Вопросы странным образом нагнетались, потому что «классические» пьесы Чехова серьезно и удачно не ставились на советской сцене давно. Ставились «Леший», «Платонов», «Иванов» — вроде бы уже Чехов и вроде бы еще нет. И вдруг словно лавина: «Три сестры» в БДТ, «Вишневый сад» М. Кнебель в ЦТСА (1965), «Чайка» А. Эфроса в Московском театре имени Ленинского комсомола (1966) и его же «Три сестры» в Драматическом театре на Малой Бронной (1967). Сам факт возрождения чеховской драматургии в середине 1960-х годов достоин специального исследования. После эмпиризма, главенствующего в театральном стиле второй половины 1950-х годов, после открытой публицистичности рубежа 1950—1960-х наступала, видимо, новая полоса в осмыслении действительности. Искусство нуждалось в пересмотре многих представлений о жизни, в безжалостной ревизии оценок, ставших традиционными и как бы формализовавшимися. Чехов возвращался на советскую сцену не созерцающим мир лириком.
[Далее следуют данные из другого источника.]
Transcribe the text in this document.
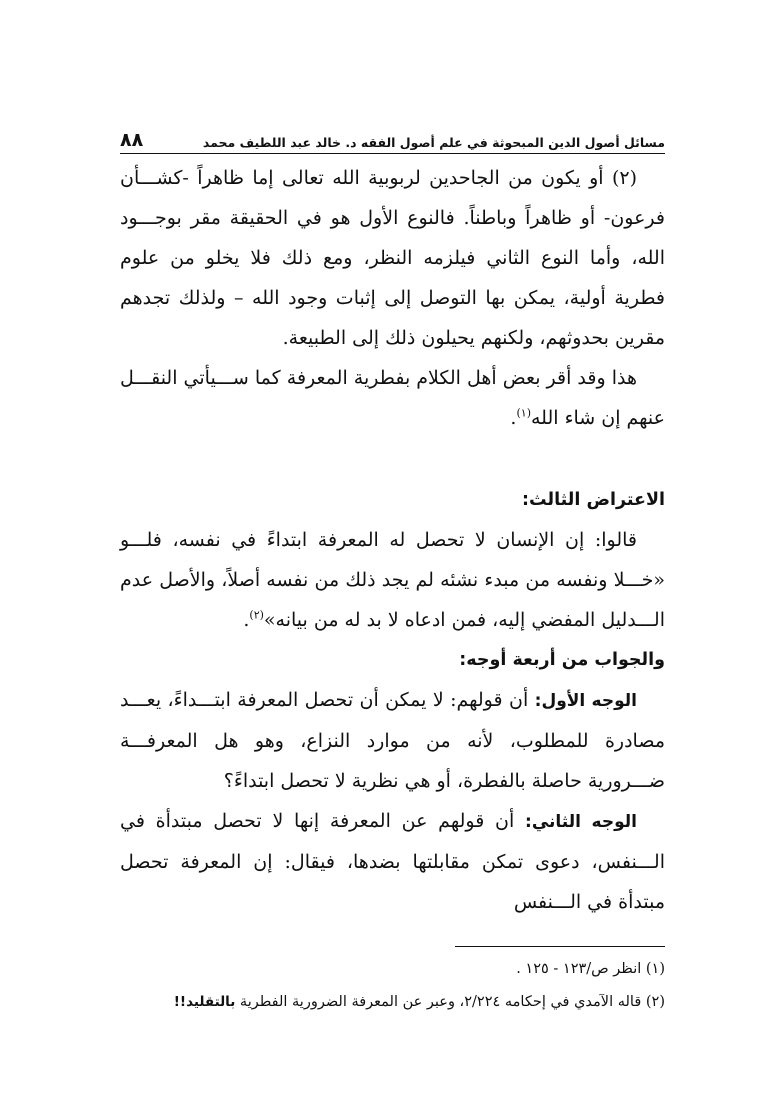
مسائل أصول الدين المبحوثة في علم أصول الفقه د. خالد عبد اللطيف محمد
٨٨

(٢) أو يكون من الجاحدين لربوبية الله تعالى إما ظاهراً -كشـــأن فرعون- أو ظاهراً وباطناً. فالنوع الأول هو في الحقيقة مقر بوجـــود الله، وأما النوع الثاني فيلزمه النظر، ومع ذلك فلا يخلو من علوم فطرية أولية، يمكن بها التوصل إلى إثبات وجود الله – ولذلك تجدهم مقرين بحدوثهم، ولكنهم يحيلون ذلك إلى الطبيعة.

هذا وقد أقر بعض أهل الكلام بفطرية المعرفة كما ســـيأتي النقـــل عنهم إن شاء الله$^{(١)}$.

الاعتراض الثالث:

قالوا: إن الإنسان لا تحصل له المعرفة ابتداءً في نفسه، فلـــو «خـــلا ونفسه من مبدء نشئه لم يجد ذلك من نفسه أصلاً، والأصل عدم الـــدليل المفضي إليه، فمن ادعاه لا بد له من بيانه»$^{(٢)}$.

والجواب من أربعة أوجه:

الوجه الأول: أن قولهم: لا يمكن أن تحصل المعرفة ابتـــداءً، يعـــد مصادرة للمطلوب، لأنه من موارد النزاع، وهو هل المعرفـــة ضـــرورية حاصلة بالفطرة، أو هي نظرية لا تحصل ابتداءً؟

الوجه الثاني: أن قولهم عن المعرفة إنها لا تحصل مبتدأة في الـــنفس، دعوى تمكن مقابلتها بضدها، فيقال: إن المعرفة تحصل مبتدأة في الـــنفس

(١) انظر ص/١٢٣ - ١٢٥ .

(٢) قاله الآمدي في إحكامه ٢/٢٢٤، وعبر عن المعرفة الضرورية الفطرية بالتقليد!!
Он не был милосердным, как, впрочем, и его герои тоже.

«Взгляните на них: конечно, легко заметить, что «философствуют» они как-то привычно, что они заболтали свои идеалы, что они слишком легко перескакивают с «высоких материй» на будничные домашние дела, что сотни мелочей отвлекают их от их собственных любимых тем и немного расплывчатых убеждений»[30]. «Что-то главное, ценное в жизни пропущено, потеряно за мелочами, за ерундой, за житейскими заботами, вздором»[31]. «Жизнь этих людей суетливо-деятельна и в то же время на редкость никчемна. Они толкутся вместе, живут рядом десятками лет, и это привело их не к доброму согласию, а к непрестанному тяжелому раздражению. Каждый заранее слышит, что и с какой интонацией скажет собеседник, знание это усиливает раздражение, тем более что говорят все о пустяках, о житейских мелочах, в которых утонули, потому что того, что называется целью жизни, у них нет и в помине»[32].

Три эти цитаты взяты из разных рецензий на разные чеховские спектакли. Но как поразительно продолжают они друг друга, словно речь в них идет об одной постановке. Товстоногов, Кнебель, Эфрос искали и находили в Чехове в середине 1960-х годов нечто общее. И в то же время оценка жизненных явлений была в этих спектаклях различной. Художники разных поколений и разного склада мысли смотрели на одну и ту же действительность с разных точек зрения, оттого и жизнь в их спектаклях окрашивалась тонами то светлой печали, то сумрачного отчаяния.

Коренная мхатовка Кнебель ставила «Вишневый сад» как поэму распада родственных связей между людьми. Акцент в ее трактовке делался не на «распад», а на «поэму»: ажурная белизна нарядов, тюль, кружева... Лучший ученик Кнебель и потому тоже мхатовец Эфрос уловил в поэтичнейшей «Чайке» раздирающий, скрежещущий подтекст. Нет ни колдовского озера, ни великолепной птицы, а есть затяжной дождь, хроническая русская слякоть и отупляющий стук лото, что сводит с ума, толкает на самоубийство. «Три сестры» Товстоногова и Эфроса в ряду появившихся чеховских спектаклей, может быть, выглядели наиболее жесткой, недвусмысленно жестокой пьесой. Здесь человека просто подстреливали как вальдшнепа, подстреливали деловито, хладнокровно, привычно.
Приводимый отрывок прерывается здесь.